A new study by the World Resources Institute says that Israel — along with the entire Middle East — will be extremely “water stressed” in the coming decades.
But there is plenty of water stress going on in the world right now — such as in California, where earlier this month desperate officials dumped 20,000 black plastic balls into a Los Angeles reservoir to prevent further water losses due to evaporation in the devastating five-year-long drought.
The balls are a good idea — in principle. But according to Israeli water tech start-up NeoTop Water Systems, its water-ball solution is better on all counts than the one implemented in California.
“Not only is our solution cheaper, but it also saves more water. Using our method, we are able to decrease evaporation by 90%,” said Zeev Birger, the company’s founder. “If we manage to cover all of Israel’s reservoirs, we might be able to double our water supply in Israel.”

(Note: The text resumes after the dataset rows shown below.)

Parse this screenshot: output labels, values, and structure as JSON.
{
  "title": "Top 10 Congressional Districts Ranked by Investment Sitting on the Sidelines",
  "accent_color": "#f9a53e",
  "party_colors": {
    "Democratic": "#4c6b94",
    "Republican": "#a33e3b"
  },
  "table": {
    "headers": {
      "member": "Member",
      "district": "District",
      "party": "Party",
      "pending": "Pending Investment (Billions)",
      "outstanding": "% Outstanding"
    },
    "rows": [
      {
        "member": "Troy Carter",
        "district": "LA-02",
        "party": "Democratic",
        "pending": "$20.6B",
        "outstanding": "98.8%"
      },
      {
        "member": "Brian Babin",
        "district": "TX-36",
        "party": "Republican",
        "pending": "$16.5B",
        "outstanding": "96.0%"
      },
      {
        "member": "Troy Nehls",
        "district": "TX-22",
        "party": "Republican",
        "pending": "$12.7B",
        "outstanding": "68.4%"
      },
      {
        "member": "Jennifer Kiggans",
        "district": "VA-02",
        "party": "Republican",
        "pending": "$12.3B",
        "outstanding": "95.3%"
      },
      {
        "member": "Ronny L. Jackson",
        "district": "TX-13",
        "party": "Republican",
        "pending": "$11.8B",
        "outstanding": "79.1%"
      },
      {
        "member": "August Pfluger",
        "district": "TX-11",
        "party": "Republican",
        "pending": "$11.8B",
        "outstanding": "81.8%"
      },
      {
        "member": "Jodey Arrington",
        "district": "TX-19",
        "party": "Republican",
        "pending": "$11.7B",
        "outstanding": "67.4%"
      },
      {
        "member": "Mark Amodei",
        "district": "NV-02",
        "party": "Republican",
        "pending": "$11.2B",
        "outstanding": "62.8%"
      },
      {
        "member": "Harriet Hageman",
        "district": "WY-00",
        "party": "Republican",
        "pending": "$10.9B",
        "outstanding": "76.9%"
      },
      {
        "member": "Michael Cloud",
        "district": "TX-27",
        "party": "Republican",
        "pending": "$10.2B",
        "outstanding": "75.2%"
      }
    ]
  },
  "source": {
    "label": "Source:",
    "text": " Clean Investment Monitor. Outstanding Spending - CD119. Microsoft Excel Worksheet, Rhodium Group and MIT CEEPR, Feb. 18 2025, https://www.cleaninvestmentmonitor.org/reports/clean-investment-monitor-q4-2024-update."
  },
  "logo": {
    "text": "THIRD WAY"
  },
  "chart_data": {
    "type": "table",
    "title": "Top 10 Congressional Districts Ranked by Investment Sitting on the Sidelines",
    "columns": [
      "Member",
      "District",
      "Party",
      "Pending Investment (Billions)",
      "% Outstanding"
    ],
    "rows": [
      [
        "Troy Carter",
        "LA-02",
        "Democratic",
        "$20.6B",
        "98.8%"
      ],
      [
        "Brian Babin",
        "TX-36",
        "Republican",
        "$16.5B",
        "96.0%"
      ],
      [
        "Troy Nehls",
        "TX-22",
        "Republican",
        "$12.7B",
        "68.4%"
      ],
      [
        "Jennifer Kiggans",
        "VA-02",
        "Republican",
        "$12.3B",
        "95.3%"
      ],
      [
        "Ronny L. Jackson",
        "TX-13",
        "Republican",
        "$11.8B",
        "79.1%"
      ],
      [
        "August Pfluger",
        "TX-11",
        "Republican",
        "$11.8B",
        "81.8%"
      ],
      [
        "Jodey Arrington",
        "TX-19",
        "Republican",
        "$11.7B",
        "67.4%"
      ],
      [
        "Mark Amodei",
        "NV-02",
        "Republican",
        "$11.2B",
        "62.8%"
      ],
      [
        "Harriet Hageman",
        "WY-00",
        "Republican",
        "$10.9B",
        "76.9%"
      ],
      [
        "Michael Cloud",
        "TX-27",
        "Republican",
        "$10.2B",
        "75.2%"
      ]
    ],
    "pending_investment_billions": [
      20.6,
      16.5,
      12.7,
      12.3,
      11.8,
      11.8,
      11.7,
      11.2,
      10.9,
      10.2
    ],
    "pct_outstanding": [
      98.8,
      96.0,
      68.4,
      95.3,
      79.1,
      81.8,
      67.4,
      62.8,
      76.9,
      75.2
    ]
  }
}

What Israel is likely to be experiencing in a few years’ time — a desperate need for water that reservoirs and aquifers no longer have the capacity to supply — California is, to a large extent, experiencing today. Legislation essentially allocates water to residents, with stiff fines for those who violate rules on watering lawns or washing cars. And high costs for industrial and agricultural use are driving up the price of the fruits and vegetables that California sells to the world.
Of course, California’s water is unlikely to have the geopolitical implications that Israel’s water has. According to the study, most of the Middle East will be in a critical water situation by 2040 — or even much sooner — a situation that is likely to lead to conflict, unrest, and political upheaval.
Those factors will affect Israel even if the country brings on-line more water desalination and water recycling plants — a country considered a world leader in both areas, where over 60% of the water used in industry and agriculture already comes from recycled or desalinated sources.
But even that may not be enough to stave off a water disaster in Israel. Leaky pipes, old water mains — and, surprisingly, evaporation — need to factor in to the country’s “water budget.” Evaporation alone is responsible for 10-50 percent of the loss of fresh water worldwide annually — depending on the location, how hot the summer has been, how often it rains, etc.
California is still suffering a major drought, even though substantial rains fell in July for the first time in five years. Preventing further evaporation is one strategy authorities are using to prevent further losses. To do that, the city of Los Angeles in August dumped $34.5 million worth of tiny, black, plastic balls into the city’s 175-acre (708,200 sq. m) Van Norman Complex reservoir.
With the balls covering the water, the sun won’t be able to hit the water’s surface. According to estimates, this will save some 300 million gallons (1,135 million liters) of water — worth $250 million — from evaporation per year.
But there are questions on the effectiveness — and even the safety — of California’s evaporation solution. Biologist Nathan Krekula, a professor of health science at Bryant & Stratton College in Milwaukee, told Fox News that the black balls could cause more problems than they solve.
“Bacteria require a few things to grow in a dark, warm and moist environment,” explained Krekula. “The balls will give them the perfect environment to live in. Keeping the balls clean when covered in bacteria and mold slime will be a monumental task.” According to the report, all experts “agreed that the worst color for the job is the one LA chose.”
Birger, too, agrees with that assessment — and believes that NeoTop’s solution is a better one.
“Our advanced white-ball solution prevents evaporation, algae bloom, bacteria growth, and a reduction of water quality,” he said. “It also prevents birds from congregating, thus reducing pollution, and cools the water in an efficient manner.”
NeoTop’s TopUp Ball System provides a cover that “recycles” water in white spheres that keep it in the reservoir instead of evaporating to the heavens. The balls, open on one side, float on the surface of a reservoir, half-filled with water, with the other half floating above the water’s surface. Since the balls are white — which absorbs light — water that enters the spheres evaporates inside the balls, but condenses immediately and drops back down into the reservoir. Holes on the side cause a cooling effect, keeping the lower part of the sphere, where the water is, cooler than the top part.
Multiplied by thousands, the evaporation-condensation-cooling cycle has an effect on all the water in the reservoir, the company says. This keeps the temperature from heating up, and prevents algae or bacteria from forming. In essence, continued Birger, “each ball acts as a small cooling tower.”
In tests at reservoirs in northern Israel, NeoTop’s system has saved up to 90% of the water that had previously been lost to evaporation — with NeoTop-protected reservoirs remaining as cool as unprotected reservoirs, with lower bacteria counts.
NeoTop received an award from the Prime Minister’s Office in 2014 for Entrepreneurship and Innovation, and the system has been approved by Israel’s national water company, Mekorot, as an effective solution to evaporation problems. It has also been given the thumbs-up by the Israeli Air Force as a bird deterrent for planes that fly over water.
“This is a very effective system,” claimed Birger. “If we can cover all of Israel’s reservoirs in the coming years, we will be able to double the supply of water available for farming.”